My Dad was born 100 Years AGO


Clarence Sanford Goldfinger

(1923-2020) 

A hundred years ago today, my father, Clarence Sanford Goldfinger, was born. It has been a little over three years since he passed. For the longest time, he would not acknowledge that he would eventually die, but slowly, in the last years of his life, he came to realize that he too was mortal. Towards the final years of his life, he suffered from dementia. It was a process that took several years and one that robbed him of his independence. Up until that time, he would drive himself to the gym six days a week and work out for three hours at a time. After his wife of 47 years, Eleanor, died in 2005, I suspect that the gym became the center of his social life.

My relationship with my father was complicated. I cover this in my book, The Flight of a Wild Duck. The reason my name changed from Goldfinger to Miller is explained there as well. Both of my parents were flawed in so many ways, but both were remarkable as well. I decided at a young age that I would take the best from them and leave the rest behind.

My parents were children themselves, my father was just 20 years old when he married my 17 year old mother in 1944. I was born a bit over nine months later. He retained his youthfulness throughout his life, a childlike quality that I have sought to emulate, along with a wonderful sense of humor.

Clarence grew up in the Sunset District of San Francisco. He was very proud of having attended the prestigious Lowell High School. He did not serve during WWII because of chronic asthma, unfortunately, something I inherited as well. I’m not sure why he did not attend university.
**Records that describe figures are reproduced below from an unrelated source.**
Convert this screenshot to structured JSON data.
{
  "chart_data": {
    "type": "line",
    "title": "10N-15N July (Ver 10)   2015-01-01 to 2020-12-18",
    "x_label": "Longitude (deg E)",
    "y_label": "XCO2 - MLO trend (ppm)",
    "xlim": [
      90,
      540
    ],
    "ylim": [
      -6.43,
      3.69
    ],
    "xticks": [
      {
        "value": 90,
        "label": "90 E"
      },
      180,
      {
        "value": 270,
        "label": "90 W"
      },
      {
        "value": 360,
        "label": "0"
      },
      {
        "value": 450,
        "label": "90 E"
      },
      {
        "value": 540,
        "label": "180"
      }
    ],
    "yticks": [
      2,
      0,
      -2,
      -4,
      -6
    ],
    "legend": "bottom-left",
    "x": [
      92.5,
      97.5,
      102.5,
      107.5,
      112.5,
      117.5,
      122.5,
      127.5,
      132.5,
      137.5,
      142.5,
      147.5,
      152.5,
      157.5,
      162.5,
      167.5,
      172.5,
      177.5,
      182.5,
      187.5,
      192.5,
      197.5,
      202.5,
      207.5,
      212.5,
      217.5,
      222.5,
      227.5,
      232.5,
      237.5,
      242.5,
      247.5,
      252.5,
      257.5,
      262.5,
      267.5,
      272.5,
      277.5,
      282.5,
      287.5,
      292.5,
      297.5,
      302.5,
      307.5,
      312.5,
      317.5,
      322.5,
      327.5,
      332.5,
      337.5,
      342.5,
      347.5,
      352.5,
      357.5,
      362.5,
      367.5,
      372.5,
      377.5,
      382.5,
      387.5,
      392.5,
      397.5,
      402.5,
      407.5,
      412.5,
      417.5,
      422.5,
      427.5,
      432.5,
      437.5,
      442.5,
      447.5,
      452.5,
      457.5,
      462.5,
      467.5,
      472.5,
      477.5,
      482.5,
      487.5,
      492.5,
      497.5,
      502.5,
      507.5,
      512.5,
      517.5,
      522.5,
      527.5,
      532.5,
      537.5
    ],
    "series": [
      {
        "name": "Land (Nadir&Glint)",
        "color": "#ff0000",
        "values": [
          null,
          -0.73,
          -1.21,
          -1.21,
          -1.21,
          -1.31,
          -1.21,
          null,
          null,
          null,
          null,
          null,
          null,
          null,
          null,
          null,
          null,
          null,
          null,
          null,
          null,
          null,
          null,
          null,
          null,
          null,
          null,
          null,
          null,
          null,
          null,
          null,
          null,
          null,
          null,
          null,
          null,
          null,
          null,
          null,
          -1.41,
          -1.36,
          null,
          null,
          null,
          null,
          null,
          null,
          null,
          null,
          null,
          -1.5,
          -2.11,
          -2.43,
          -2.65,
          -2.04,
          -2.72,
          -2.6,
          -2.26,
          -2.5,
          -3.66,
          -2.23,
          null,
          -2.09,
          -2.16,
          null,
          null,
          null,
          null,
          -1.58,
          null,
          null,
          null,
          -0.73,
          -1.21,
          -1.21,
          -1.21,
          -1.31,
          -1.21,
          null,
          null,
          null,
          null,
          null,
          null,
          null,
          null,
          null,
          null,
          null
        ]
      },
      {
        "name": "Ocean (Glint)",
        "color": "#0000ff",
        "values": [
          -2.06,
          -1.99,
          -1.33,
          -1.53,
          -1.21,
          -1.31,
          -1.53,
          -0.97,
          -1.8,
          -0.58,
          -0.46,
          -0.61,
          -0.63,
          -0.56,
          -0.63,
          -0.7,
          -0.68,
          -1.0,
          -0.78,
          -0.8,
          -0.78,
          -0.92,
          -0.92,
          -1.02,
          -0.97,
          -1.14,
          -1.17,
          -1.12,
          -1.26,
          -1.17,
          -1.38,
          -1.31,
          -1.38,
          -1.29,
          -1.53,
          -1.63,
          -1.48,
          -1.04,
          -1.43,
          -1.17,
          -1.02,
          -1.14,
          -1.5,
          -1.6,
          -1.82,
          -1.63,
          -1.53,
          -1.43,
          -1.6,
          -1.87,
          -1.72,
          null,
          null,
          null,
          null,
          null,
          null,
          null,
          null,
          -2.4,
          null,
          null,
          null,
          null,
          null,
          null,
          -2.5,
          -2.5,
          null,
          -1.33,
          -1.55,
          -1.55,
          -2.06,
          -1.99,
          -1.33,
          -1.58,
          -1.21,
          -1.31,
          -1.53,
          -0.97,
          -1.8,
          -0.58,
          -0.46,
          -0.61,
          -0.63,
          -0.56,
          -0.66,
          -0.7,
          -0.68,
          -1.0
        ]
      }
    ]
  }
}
His first job was stringing cable for the phone company. Perhaps that explains my obsession with cables. After that, he worked for my mom’s father as a clerk in a liquor store on the corner of Fillmore and Post Street. A few years later, he opened his own business across the street, a cigar store named Honest John. There was also back room that housed some illegal gaming.  Often, I would hide in the back of his car when he went to work. He would act as if he did not know. My father detested this work. He longed for “legitimacy.”

After ten years of marriage, he left my mother. Soon after, he sold his business and got a real estate and insurance license. Then he went to college at night for many years, eventually getting an MBA. He had a very successful career in banking, leading the real estate divisions of several prominent banks before retiring.

My father ended up with four children, nine grandchildren, and nine great-grandchildren. With the exception of one great-grandchild, they are all old enough to remember him. It is a Jewish tradition to say that we die twice, once when our heart stops and the second time when the last person that has a memory of us, dies.  So it is likely that my father has another 100 years ahead. 

3 thoughts on “My Dad was born 100 Years AGO

  1. Parents are humans too, so it’s no surprise there are things we like and dislike about them. I hope we all try to take the best from them and discard, or at least learn from, the worst.